Chapter Forty-Two Faults
In grade school, I receive the gift of music in the form of a compilation album called Danger: High Voltage. I love this shiny new vinyl that spirals black and serenades my soul. I watch it spin in awe of this wonderful fancy new thing. It’s mine, all mine. The encore and the scratch of needle slides to the tune of side A track five: Precious to me by Phil Seymour—my favorite. I stand at the turntable in the confines of our combined kitchen-living room singing with the music until I’m ordered to stop by the sour faced woman burdened by my existence heralding the perpetual Generation X theme song of our youth: “Go outside and play!”
Tucked neatly in the butt crack of town next to the perpetually brown swollen river, Clendenin Elementary—a picturesque looking insane asylum with a playground and basketball court with four square given prominent space along the side—is a two-story red brick building in the shape of a backward upside-down L. The fledglings—indoctrinated daily into the colonialism and capitalist agenda with their whitewashed history books and autocratic supervisors, otherwise known as instructors—hang their hopes and future on this same indoctrination.
Show and tell with my internees arrive. Forged in the affluent shelf of a hollow home, two cliquish class Tammys approach me and ask if they may borrow my shiny unscratched LP for the night. Young me flits and flutters like a butterfly at being the center of consideration of my pubescent fellow sisters who’ve only ever acknowledged my existence with condemnations for my handmade clothes and classifications of white trash overheard and learned from their narrow-minded progenitors.
Caution and self-preservation at an early age are essential here in this idyllic village. I sense this schooling now in the younger me amongst all the fluttering and longings for acceptance and affection.
Cultivation is the needle of an omen: be wary of cliquish and copacetic girls that covet.
I suppress the auguries of calamity and choose hope relinquishing and allowing them to borrow my brand-new LP. One week later and my precious is still not returned after repeated requests that have fallen on insolent ears. I’m impatient and approach with a new strategy.

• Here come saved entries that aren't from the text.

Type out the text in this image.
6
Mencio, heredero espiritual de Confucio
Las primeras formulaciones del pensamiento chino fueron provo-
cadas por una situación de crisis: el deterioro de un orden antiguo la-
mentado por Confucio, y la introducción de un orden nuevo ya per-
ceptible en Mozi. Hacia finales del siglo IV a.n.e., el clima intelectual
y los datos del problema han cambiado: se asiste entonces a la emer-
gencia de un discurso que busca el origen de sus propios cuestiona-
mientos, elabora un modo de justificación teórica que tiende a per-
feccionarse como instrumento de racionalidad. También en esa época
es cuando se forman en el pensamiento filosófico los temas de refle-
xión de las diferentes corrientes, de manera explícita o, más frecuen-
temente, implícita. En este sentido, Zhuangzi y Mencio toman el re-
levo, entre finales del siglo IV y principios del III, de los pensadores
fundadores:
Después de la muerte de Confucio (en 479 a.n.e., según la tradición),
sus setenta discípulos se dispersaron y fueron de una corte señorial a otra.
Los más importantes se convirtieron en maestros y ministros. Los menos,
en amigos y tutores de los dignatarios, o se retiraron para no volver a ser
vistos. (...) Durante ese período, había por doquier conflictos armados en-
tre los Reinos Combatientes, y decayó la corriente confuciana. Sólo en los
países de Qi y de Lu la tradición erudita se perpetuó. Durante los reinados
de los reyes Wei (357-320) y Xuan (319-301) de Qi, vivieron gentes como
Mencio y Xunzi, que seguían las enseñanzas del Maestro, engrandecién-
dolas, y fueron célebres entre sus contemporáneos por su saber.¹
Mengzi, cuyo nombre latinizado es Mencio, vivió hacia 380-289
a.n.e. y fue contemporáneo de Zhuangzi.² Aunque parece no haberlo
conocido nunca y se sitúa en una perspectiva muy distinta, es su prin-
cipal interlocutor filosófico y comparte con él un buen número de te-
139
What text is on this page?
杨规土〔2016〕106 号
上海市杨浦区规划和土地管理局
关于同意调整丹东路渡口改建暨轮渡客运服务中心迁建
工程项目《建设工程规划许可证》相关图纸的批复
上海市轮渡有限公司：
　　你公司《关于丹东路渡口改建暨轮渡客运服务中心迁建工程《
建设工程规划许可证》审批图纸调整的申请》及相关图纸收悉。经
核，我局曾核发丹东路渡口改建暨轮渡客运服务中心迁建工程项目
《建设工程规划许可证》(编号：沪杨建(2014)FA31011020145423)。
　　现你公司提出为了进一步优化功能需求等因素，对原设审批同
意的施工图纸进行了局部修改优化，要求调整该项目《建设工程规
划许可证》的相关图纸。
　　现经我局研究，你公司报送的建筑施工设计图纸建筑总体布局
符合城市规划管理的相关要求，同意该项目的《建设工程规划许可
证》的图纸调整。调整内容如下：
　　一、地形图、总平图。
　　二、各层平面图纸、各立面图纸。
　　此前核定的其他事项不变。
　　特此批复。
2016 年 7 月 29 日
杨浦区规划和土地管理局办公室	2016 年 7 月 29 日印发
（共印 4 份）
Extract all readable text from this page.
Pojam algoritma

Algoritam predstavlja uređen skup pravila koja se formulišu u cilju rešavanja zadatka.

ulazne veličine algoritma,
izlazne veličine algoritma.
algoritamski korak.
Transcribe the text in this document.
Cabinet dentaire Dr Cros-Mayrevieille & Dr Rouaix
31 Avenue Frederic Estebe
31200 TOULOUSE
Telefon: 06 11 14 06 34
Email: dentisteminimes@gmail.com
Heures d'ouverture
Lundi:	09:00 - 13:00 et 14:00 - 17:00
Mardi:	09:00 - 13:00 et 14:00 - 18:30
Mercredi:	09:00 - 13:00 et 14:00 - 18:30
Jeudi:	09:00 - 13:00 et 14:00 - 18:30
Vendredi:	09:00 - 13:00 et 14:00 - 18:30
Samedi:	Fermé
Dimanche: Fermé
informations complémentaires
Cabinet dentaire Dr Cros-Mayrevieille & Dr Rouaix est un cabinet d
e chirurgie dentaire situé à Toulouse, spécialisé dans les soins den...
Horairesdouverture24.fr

My short little body, standing tall, hands on hips—like Wonder Woman—I approach them with purpose and pretend power: “If you don’t give it back to me, I’ll tell my daddy.”
The adult me refuses to stifle my laughter while simultaneously rolling my eyes.
Tammy number one scoffs and laughs, the face of pride and anger, while Tammy number two looks on cautiously, her eyes and mind twitching with deliberation and dancing with motive. They acquiesce with a pout and contempt and I have my record again. Eyeing me warily for a shake, they resume with short memories and thick underdeveloped brains and the tale begins anew.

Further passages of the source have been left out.